The visibility of no more than 50 feet, snowbanks cutting off any straight line I might have taken and lack of a trail made the top particularly disorienting. Thankfully I had the GPS, which allowed me to retrace my steps. A really cold rain had also picked up and everything was soaked. My hike back was fast and committed, in an attempt to keep my core temperature stable and escape the wind at the top.


I made really good time back to the bike – completely soaked and frozen after which I made my way back down through the valley, then down the switchbacks to Jordalen, through the dark tunnels (still frightening), and finally down the cold, rainy highway back to camp.

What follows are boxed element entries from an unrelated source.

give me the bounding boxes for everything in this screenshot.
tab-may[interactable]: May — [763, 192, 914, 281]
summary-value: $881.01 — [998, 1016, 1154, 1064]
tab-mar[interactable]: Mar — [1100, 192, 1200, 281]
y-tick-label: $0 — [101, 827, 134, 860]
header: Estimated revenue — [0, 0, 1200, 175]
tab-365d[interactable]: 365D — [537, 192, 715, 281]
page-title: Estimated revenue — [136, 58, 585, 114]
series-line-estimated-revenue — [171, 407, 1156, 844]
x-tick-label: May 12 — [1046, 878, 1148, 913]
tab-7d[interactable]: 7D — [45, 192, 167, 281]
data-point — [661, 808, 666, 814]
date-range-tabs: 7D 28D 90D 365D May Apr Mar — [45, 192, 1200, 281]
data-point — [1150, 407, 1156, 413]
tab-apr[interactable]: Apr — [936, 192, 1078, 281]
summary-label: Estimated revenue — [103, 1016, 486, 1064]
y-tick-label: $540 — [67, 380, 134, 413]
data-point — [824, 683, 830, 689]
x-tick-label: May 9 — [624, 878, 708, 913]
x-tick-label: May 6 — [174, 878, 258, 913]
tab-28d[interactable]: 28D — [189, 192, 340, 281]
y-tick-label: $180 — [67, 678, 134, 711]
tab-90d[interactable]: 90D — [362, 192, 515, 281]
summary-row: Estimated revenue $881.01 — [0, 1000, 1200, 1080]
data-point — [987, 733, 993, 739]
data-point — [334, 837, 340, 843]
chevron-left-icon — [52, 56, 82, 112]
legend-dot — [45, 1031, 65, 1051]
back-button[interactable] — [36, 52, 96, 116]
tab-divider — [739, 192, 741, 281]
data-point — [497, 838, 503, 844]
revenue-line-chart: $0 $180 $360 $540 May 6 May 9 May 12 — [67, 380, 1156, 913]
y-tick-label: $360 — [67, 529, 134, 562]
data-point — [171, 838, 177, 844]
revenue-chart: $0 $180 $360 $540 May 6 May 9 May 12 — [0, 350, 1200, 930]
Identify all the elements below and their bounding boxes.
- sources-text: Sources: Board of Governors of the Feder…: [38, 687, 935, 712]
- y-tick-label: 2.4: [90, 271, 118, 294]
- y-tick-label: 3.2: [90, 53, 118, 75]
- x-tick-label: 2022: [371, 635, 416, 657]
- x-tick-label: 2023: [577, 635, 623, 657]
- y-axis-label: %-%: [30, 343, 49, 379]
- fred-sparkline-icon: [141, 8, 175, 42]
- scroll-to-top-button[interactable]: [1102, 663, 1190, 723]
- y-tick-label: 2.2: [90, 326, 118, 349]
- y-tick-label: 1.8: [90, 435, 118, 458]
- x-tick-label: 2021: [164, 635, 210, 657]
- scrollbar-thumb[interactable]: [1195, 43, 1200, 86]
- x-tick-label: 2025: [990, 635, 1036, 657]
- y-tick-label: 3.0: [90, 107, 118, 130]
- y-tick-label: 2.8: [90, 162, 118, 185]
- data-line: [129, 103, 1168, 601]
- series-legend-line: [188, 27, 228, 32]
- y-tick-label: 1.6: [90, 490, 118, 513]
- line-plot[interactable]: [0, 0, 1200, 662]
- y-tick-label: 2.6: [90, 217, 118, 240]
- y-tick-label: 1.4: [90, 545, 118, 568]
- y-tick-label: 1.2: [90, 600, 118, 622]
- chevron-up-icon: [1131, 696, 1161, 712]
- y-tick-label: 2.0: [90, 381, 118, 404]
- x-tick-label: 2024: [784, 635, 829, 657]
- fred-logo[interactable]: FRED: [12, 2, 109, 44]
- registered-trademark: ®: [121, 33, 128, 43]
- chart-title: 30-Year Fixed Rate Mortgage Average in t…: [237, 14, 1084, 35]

Bree: Having watched the rain fall all afternoon, I was terribly worried about how Ben's hike might be going. We're desert dwellers and frankly, not real hikers and we don't have really excellent rain gear. When he finally arrived (nearly 90 minutes before I expected him-he's fast!) he was completely drenched and cold, but all smiles.


6 Responses

  1. Kim says:

    The tunnels sound terrifying! Sounds like there was enough of a payoff, though. Did it qualify to be in the “fearing for my life” category?

  2. Leslie says:

    Ben, when you are freaked out I don’t know what condition I would be in. Good job persevering!

  3. Debbie says:

    What an adventure! So glad you made it back safely!

  4. Kirk says:

    That story is exactly why this bike touring business is for kids. Any old person (me) would have become lost, disoriented, and finally a Popsicle. My heirs would have been able to enjoy the view I captured on my camera. Amazing pics. Good job Sir Edmund Hillary!